Une pièce qui fait feu de tout bois
Dans un décor glaçant, à la fois salle de réunion et morgue, Arturo Ui, dos au public, regarde la vidéo de l’enregistrement du Nabucco de Verdi en mars 2011 à l’Opéra de Rome. A l’occasion du 150e anniversaire de l’unité italienne, les spectateurs debout avaient repris en chœur l’air Va pensiero. Cet air célébrissime est devenu un symbole du nationalisme, du patriotisme Italien. Plus tard dans le spectacle, une autre vidéo montre des images des violences survenues lors des manifestations contre la loi Travail au printemps dernier. Ce sont des violences d’aujourd’hui pour évoquer celles d’hier. La vidéo s’achève sur l’incendie du Reichstag en 1933. Philippe Torreton explique que la volonté était de "faire œuvre de récupération". "Les hommes politiques récupèrent tout. La violence, les problèmes, les symboles. Nous avons fait comme eux. C’est ce que fait Arturo Ui pour faire passer ses messages de protection, d’homme providentiel et de secours énergique."

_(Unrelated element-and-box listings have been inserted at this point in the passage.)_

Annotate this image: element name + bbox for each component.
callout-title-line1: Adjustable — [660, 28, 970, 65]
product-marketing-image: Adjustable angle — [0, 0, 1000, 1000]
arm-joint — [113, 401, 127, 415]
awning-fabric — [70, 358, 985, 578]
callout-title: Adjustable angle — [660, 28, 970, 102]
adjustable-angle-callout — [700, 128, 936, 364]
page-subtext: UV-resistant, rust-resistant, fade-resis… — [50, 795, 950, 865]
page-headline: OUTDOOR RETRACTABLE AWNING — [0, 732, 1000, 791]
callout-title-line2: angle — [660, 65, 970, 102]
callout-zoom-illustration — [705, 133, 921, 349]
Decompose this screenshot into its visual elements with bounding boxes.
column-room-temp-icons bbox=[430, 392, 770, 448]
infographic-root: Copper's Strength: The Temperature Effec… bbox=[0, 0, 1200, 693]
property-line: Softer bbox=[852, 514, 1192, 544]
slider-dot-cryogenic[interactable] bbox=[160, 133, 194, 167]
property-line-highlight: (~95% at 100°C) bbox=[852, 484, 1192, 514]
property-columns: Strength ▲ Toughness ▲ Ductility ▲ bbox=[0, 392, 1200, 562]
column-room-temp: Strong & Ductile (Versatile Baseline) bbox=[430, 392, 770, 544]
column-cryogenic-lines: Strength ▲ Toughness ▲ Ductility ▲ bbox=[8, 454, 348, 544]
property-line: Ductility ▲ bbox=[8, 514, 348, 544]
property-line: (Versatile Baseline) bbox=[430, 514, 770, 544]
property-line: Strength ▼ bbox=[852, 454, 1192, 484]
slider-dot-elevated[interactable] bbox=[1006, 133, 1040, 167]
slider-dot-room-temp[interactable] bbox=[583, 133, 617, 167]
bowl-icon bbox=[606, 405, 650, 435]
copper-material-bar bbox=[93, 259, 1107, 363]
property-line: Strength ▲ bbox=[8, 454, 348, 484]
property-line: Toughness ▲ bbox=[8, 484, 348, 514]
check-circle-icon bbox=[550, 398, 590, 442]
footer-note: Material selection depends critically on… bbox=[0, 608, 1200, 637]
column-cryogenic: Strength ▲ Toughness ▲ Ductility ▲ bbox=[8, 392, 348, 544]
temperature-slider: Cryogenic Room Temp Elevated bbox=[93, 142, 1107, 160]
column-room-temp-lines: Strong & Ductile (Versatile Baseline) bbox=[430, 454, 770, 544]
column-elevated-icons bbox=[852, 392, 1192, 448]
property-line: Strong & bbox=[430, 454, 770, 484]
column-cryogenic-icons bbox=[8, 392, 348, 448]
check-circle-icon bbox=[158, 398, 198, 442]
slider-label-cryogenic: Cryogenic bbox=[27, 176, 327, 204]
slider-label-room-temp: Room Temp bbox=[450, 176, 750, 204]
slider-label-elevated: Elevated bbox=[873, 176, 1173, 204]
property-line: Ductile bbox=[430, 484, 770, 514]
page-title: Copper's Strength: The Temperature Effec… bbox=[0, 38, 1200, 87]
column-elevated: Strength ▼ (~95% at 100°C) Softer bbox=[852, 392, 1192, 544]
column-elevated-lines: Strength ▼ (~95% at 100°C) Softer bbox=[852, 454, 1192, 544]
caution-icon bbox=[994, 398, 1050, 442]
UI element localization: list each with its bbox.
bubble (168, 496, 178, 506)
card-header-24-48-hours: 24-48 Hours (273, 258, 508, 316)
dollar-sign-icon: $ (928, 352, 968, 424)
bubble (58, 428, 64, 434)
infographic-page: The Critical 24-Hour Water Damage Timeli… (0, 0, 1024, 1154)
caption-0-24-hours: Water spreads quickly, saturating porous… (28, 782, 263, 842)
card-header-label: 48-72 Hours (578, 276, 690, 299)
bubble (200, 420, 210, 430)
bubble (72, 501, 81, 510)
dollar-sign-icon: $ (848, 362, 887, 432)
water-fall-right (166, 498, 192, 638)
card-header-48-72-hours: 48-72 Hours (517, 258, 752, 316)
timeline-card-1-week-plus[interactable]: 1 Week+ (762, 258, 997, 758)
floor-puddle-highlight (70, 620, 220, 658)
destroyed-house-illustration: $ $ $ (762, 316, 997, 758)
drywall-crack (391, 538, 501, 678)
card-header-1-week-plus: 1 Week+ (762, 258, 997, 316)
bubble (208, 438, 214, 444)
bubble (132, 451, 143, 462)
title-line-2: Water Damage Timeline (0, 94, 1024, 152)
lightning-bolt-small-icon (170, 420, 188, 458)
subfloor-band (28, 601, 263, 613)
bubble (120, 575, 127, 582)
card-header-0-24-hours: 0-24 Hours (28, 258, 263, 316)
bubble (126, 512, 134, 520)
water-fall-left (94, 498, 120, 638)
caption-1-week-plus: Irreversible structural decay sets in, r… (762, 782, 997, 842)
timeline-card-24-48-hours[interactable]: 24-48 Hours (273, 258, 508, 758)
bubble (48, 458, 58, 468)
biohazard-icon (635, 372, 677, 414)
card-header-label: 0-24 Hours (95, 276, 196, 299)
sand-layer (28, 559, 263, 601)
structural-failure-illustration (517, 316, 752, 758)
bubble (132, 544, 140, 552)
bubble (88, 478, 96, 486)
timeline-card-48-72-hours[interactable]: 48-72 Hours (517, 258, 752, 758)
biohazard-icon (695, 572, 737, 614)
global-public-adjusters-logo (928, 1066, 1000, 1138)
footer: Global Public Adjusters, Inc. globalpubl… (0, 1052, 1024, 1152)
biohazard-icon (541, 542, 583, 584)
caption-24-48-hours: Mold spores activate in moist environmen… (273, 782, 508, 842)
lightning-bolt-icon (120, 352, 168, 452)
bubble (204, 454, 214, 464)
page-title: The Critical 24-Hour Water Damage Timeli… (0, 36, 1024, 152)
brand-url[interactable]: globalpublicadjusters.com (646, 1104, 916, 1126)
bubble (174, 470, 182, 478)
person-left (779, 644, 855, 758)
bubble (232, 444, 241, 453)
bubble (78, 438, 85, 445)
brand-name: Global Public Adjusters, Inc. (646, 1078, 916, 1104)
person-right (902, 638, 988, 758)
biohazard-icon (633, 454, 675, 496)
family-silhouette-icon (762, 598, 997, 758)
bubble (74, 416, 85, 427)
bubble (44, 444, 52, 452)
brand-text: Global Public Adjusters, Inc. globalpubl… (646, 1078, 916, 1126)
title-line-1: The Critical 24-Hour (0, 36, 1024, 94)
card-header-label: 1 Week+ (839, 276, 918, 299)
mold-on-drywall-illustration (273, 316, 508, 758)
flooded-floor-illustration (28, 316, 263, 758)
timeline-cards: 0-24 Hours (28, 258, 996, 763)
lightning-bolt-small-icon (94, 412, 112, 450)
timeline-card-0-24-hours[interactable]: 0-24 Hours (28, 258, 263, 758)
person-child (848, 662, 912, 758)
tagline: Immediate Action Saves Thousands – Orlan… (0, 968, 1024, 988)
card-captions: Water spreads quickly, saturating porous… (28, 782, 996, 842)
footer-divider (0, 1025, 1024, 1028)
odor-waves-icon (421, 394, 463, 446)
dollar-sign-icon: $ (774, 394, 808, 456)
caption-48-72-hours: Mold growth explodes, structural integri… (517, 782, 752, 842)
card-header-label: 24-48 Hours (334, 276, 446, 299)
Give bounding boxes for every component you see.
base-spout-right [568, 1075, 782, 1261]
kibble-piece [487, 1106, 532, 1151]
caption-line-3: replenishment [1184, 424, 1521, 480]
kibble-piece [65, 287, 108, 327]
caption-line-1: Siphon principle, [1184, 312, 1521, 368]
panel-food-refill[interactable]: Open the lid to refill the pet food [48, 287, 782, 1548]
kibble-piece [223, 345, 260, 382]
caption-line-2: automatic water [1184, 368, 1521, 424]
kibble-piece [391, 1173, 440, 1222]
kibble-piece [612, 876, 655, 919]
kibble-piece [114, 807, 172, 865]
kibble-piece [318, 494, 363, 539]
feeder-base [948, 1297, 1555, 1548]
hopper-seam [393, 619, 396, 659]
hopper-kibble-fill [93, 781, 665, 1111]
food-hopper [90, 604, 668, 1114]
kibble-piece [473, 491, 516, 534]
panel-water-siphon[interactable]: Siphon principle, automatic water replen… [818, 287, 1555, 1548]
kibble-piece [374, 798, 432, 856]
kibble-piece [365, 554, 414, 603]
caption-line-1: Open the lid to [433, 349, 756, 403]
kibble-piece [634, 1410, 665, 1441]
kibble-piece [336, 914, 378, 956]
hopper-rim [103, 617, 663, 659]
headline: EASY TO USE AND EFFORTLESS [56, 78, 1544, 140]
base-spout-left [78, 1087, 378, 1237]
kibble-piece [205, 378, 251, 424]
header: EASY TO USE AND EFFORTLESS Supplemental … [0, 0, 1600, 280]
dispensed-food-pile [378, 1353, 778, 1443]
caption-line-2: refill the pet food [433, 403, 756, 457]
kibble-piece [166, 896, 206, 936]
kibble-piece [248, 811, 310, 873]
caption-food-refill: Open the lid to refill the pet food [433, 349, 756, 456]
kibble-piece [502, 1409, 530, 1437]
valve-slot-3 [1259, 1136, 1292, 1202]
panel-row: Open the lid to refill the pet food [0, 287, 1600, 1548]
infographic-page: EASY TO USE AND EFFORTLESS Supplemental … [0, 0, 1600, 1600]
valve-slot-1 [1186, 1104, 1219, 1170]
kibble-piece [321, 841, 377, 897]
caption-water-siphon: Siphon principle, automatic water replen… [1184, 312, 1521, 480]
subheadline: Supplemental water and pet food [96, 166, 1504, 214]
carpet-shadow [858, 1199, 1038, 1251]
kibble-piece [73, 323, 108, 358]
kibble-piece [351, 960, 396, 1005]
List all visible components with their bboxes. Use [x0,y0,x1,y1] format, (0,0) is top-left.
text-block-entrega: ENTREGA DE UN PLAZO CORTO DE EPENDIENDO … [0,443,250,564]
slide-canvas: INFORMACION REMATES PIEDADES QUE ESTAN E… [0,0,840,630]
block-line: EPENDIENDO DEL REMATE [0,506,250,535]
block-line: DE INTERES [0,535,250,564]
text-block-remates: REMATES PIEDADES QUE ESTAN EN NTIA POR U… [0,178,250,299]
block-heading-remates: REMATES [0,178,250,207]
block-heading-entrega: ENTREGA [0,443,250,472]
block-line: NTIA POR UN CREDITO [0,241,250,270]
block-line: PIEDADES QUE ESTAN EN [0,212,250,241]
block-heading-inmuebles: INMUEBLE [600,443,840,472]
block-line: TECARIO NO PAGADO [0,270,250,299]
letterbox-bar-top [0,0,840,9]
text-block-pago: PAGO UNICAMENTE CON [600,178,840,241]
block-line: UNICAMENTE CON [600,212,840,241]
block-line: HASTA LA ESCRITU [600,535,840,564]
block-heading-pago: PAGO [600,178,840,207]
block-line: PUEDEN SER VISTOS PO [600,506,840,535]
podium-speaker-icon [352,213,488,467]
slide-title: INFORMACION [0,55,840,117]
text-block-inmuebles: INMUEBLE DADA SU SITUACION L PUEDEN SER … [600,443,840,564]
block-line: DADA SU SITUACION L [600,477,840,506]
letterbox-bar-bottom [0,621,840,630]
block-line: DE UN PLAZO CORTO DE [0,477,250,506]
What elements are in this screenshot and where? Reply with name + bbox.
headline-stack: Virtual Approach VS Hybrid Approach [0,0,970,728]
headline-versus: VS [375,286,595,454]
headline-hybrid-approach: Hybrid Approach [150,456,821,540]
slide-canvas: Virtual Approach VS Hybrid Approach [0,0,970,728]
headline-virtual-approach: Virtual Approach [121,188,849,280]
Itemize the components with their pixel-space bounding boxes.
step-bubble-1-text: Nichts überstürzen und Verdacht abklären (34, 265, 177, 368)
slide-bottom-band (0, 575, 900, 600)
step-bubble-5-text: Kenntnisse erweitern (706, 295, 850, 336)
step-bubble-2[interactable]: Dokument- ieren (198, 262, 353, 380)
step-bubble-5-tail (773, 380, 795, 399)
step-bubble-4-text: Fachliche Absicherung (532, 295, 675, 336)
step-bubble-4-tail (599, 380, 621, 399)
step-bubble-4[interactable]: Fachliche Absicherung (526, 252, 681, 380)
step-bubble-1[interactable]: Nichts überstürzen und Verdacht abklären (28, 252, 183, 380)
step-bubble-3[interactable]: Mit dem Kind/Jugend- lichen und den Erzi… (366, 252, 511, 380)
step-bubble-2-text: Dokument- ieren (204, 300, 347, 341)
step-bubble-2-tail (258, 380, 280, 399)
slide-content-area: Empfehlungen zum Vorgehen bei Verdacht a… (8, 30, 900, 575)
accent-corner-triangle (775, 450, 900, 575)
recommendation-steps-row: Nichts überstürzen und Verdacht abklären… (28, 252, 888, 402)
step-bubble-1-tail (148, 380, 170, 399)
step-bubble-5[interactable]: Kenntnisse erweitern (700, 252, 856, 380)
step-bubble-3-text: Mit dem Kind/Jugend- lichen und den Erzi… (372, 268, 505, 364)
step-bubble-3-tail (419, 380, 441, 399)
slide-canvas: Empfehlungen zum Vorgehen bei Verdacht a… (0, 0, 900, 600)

Arturo Ui, rôle parfait pour acteur engagé
Comédien et citoyen engagé, Philippe Torreton se jette dans ce rôle avec la passion et le talent qu’on lui connaît. Il est un Arturo Ui, cynique, cinglant, inquiétant absolument parfait, de bout en bout.
Je n’ai pas cessé de dire au metteur en scène que plus on l’amène vers la normalité, plus c’est effrayant.
Effectivement, l’Arturo Ui de Philippe Torreton fait peur. La pièce est parfois un peu démonstrative, mais le duo Pitoiset-Torreton veut interpeller les spectateurs avant l’élection présidentielle. La résistible ascension d’Arturo Ui va d’ailleurs tourner dans toute la France jusqu’en avril 2017.
Jusqu’au 27 novembre, on peut voir Philippe Torreton dans La résistible ascension d’Arturo Ui au Théâtre des Gémeaux à Sceaux, près de Paris. La pièce sera ensuite programmée à Quimper au Théâtre de Cornouaille du 1er au 3 décembre.